Pasting the solutions code as given in the FDSW3Asgn1Prob2_Solution-200215-182944.ipynb file as below -

def compute_sum_epsilon(x, epsilon):
sum = 1
var = epsilon
i = 1
while var >= epsilon:
var = compute_ratio(x, i)
sum += var
i += 1
return sum

(2) Solution for Exercise-2 Question 6 has to be modified to print v1-v2 and not v2-v1 as asked in the question

p = -1.5

q = 7.1

v1 = compute_sum(p, 100) * compute_sum(q, 100)

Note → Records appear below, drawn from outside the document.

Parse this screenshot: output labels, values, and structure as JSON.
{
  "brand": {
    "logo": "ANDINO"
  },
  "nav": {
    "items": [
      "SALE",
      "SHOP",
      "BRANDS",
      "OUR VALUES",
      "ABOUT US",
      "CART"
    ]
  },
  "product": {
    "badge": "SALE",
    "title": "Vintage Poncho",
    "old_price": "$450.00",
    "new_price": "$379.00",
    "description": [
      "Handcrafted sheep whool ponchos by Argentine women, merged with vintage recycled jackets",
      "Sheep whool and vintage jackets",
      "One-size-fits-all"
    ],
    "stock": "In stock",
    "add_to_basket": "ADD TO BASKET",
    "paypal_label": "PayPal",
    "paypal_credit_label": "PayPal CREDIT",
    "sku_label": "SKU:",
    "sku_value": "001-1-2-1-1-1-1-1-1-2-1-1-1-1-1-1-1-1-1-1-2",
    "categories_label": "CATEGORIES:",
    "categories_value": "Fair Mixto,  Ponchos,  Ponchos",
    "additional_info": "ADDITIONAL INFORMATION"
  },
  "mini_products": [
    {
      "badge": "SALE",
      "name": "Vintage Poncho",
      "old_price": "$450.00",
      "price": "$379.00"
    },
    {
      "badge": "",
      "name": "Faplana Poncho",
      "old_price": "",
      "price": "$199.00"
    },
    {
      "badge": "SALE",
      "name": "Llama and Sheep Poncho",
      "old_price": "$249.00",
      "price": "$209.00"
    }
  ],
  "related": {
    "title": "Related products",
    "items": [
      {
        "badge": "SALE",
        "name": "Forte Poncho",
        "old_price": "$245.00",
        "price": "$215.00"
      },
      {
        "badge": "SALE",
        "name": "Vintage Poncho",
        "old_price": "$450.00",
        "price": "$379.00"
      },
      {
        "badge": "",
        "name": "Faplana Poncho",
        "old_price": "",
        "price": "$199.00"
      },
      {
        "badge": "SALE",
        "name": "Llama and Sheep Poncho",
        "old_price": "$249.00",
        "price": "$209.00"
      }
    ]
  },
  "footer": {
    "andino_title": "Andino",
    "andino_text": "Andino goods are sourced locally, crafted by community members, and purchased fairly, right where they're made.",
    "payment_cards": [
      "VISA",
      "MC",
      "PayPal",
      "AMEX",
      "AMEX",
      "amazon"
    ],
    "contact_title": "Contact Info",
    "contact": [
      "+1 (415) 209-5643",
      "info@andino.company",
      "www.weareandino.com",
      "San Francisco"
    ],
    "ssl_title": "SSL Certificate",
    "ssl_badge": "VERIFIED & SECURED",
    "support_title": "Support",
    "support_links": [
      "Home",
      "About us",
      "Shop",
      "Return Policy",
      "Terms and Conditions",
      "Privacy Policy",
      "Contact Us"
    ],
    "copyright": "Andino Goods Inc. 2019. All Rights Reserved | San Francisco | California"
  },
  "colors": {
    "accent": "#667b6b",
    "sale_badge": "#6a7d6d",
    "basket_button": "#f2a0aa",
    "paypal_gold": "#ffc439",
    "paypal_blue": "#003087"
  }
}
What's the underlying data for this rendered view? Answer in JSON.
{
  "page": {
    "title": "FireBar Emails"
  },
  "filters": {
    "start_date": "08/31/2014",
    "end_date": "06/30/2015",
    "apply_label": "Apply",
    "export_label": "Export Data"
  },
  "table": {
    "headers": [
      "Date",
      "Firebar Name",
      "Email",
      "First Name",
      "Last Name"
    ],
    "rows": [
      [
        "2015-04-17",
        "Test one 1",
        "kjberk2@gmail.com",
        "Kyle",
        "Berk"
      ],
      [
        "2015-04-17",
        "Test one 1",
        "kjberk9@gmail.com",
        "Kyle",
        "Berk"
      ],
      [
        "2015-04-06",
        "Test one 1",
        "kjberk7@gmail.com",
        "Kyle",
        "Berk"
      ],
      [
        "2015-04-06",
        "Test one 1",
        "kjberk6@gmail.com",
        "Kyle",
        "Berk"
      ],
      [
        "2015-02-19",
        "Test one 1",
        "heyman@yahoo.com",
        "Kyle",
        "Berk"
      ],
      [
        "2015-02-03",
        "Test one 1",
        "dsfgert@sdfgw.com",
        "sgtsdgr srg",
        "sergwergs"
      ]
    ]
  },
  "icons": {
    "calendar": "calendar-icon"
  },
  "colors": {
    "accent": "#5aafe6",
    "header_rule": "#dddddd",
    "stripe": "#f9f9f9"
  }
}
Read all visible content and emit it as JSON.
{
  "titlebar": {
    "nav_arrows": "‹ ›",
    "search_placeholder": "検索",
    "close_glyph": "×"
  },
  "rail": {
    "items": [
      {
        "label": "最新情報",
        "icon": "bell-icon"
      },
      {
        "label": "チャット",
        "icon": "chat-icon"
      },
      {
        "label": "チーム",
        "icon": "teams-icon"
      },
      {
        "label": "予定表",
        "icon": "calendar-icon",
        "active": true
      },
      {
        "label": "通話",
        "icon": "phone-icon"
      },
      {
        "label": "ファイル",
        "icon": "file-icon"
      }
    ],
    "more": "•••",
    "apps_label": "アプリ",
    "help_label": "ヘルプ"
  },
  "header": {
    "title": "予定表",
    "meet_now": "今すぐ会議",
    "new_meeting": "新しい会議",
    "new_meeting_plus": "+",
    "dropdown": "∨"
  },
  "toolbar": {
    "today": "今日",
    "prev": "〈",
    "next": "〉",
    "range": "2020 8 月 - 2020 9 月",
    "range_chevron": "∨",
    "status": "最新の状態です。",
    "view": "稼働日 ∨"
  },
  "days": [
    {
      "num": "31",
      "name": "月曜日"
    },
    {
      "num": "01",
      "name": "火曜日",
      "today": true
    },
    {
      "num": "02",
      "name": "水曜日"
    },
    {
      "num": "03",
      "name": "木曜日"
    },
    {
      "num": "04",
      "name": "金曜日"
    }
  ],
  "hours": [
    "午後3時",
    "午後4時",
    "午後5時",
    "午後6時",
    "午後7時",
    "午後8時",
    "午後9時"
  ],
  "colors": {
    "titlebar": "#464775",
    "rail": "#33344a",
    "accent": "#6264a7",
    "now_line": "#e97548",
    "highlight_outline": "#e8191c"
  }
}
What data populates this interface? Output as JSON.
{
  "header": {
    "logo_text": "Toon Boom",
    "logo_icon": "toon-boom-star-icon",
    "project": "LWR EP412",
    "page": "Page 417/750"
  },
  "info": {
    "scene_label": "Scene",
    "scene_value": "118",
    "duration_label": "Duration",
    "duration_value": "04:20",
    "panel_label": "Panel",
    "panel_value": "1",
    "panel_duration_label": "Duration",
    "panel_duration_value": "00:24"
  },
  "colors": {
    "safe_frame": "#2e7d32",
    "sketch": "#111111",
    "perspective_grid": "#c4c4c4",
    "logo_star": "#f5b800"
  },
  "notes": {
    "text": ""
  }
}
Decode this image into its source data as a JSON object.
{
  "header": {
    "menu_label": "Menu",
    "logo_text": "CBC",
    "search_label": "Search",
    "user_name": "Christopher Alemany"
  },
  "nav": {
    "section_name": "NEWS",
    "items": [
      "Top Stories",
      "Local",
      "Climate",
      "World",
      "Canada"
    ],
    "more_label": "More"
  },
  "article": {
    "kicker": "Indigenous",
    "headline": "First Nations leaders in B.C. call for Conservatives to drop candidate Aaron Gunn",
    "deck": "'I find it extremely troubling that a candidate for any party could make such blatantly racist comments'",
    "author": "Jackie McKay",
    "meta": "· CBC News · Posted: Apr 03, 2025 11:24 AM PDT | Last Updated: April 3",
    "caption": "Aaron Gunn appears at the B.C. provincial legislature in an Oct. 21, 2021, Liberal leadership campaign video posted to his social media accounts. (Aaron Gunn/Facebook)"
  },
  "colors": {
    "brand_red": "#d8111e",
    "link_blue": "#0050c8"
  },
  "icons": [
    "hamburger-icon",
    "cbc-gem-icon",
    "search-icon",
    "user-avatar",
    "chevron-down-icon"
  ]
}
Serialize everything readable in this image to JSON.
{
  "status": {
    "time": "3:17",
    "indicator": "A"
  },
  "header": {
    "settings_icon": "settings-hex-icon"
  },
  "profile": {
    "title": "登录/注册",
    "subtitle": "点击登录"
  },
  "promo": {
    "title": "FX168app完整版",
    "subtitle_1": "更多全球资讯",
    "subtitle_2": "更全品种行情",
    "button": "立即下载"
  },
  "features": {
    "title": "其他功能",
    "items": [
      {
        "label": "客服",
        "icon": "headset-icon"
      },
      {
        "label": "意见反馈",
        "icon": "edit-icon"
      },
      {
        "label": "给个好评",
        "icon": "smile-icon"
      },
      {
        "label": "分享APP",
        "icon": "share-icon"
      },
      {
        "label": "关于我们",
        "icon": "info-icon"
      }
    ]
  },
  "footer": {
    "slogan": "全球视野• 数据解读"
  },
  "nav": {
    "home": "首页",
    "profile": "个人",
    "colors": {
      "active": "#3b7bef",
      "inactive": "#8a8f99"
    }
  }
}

v2 = compute_sum(p + q, 100)

print(v1, v2, v2 - v1)

Thanks,
Priya Rajan

1. in this function we want to find F(x, N’) - F(x, N’-1) and compare against epsilon.
F(x, N’) = 1 + sum(pow(x, n)/factorial(n)) where n is 1 to N’
F(x, N’) - F(x, N’-1) = pow(x, N’)/factorial(N’) which is Compute_ratio function.
so we are using compute_ratio function to calculate var and compare against epsilon and sum is calculated with in while loop by adding var to sum iteratively. so we dont need to call compute_sum function.

2. Aim of calculating v1, v2 and identify the difference (v1-v2 or v2-v1), is to understand compute_sum(p,100) ~= e ** p
compute_sum(q,100) ~= e ** q
v1 = compute_sum(p,100) * compute_sum(q,100)
~= (e ** p) * (e ** q) = e ** (p+q)
~= compute_sum(p+q, 100) = v2
hence difference v1-v2 or v2-v1 is to closure to zero (except difference in sign).

1 Like

Thank you for the clarification, understood.